Of course, one mustn't get the impression, either from a three week holiday experience, or from reading my notes about it, that it's easy being a Masorti Jew in Israel. It is much easier in the UK, but I am green with envy over the demographic leverage most of the others on the course took for granted, living as they did in the States and Canada.
On the 'plane on the way home, I got talking to the man sitting next to me. He asked me what I had been doing in Israel, and I told him I had spent three weeks studying at the Conservative Yeshiva in Jerusalem. "Conservative? What's that?" he asked, so I said, "What we in the UK call Masorti." This then led him into a rant against non-Orthodox movements, in the process of which he talked about how in Orthodoxy women don't take services or leyn, and there should be clear gender segregation in roles.
At which point I pulled him up and said, "Ah, but you're wrong there; you're taking מִנְהַג here for דִין. Last Shabbos I davened at a shul called לבנות ולהבנות, which was left-hand edge of Orthodox, and yet they had women leyning, and being called up, and I believe they also have women taking פסוקי דזמרה, though they didn't the week I was there." And he absolutely refused to accept it. He said if women were doing all these things, they absolutely couldn't be Orthodox.
He then goes into a rant about the state of Anglo-Jewry and how it's impossible to find anywhere in the UK now to be an Orthodox Jew, and how in thirty years time there's going to be nobody left except the charedim.

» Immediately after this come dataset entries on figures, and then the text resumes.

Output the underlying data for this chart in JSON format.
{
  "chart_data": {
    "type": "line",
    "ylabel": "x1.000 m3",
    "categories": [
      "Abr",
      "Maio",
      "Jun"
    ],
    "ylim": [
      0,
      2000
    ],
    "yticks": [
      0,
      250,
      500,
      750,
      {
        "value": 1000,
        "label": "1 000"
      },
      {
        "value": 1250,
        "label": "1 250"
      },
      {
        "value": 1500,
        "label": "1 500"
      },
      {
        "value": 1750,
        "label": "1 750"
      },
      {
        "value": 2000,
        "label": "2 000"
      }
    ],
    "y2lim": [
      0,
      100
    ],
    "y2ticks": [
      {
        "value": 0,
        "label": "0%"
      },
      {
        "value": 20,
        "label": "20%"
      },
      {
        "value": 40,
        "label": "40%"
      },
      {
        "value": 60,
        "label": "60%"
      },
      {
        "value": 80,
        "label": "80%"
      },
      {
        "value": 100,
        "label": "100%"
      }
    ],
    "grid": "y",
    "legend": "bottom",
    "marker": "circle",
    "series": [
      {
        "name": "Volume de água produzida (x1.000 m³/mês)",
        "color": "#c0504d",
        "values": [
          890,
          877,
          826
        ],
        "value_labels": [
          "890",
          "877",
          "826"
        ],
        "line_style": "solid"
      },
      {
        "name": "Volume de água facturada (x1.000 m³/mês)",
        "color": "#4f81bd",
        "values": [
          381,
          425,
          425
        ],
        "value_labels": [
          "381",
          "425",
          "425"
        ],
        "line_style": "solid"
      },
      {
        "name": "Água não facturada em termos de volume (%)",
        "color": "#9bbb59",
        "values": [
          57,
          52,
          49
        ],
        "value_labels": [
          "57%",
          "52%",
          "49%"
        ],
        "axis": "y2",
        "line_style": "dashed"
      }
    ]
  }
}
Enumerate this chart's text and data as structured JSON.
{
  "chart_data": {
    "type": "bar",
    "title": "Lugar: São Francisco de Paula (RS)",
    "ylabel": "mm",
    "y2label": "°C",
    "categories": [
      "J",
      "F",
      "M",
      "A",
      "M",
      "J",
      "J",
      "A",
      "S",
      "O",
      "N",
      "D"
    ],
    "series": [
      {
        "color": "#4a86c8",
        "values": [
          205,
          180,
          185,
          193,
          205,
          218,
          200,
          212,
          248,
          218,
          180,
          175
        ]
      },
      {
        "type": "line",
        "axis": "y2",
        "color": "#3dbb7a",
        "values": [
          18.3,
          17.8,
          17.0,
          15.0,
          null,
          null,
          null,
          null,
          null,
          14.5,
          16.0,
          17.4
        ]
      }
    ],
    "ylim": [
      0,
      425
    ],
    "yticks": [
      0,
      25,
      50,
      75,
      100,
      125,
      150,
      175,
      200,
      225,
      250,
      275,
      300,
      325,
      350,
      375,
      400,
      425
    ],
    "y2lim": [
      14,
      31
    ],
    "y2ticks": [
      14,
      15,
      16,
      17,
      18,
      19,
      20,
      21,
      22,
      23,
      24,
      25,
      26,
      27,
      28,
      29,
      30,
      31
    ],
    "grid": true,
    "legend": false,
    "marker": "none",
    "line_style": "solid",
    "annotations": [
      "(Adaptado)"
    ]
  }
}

Well, I'm not surprised he thinks there's going to be no one left, if he's not admitting any form of practice of Judaism apart from the extremely narrow one he adheres to himself. At one point I managed to catch the eye of Rabbi Joel Levy, minister of Kol Nefesh Masorti and an advocate of egalitarianism in UK Masorti, who was sitting behind me; he was greatly amused by my predicament, but, though he offered some useful advice afterwards about things I could say in such a situation in future, he wasn't getting into it himself.
Finally, I managed to cram in a surprising amount of cosmopolitanism for a trip to Israel: I had an Italian experience, and a Syrian one, and an Armenian one and a Yemenite one; and then on the 'plane home, managed to get in two more.
The first was when I looked out the window and saw we were flying over lots of little islands. I've never been to Greece myself, but I felt I was having a miniature Greek experience looking at the islands, and seeing how small the ones with roads and villages got, and looking at the boats motoring between them.
Then a very obvious caldera, broken into two parts, with a lagoon in the centre, comes into view, and I say, "Ooh, I wonder if that's Santorini." R. Levy didn't know, but I google-mapped it when I came home, and it did indeed turn out to be Santorini.
Which brings us back, of course, to Israel, because there is a theory it was the cataclysmic eruption of Thēra (the original name for Santorini) 3500 years ago that was responsible for the Ten Plagues; and also a theory that this eruption was responsible for the Israelites being able to cross the Reed Sea (in this theory, on the Mediterranean coast, and not the Red Sea) on dry land, when the sea level had dropped in advance of the oncoming tsunami; and the tsunami itself which had then drowned the pursuing Egyptians.
And finally, a little while later I had a Venetian experience, when the pilot pointed out we were flying over Venice. I've been to Venice myself, when I was little, but I hadn't realised until I saw it from the air, just how small the city is.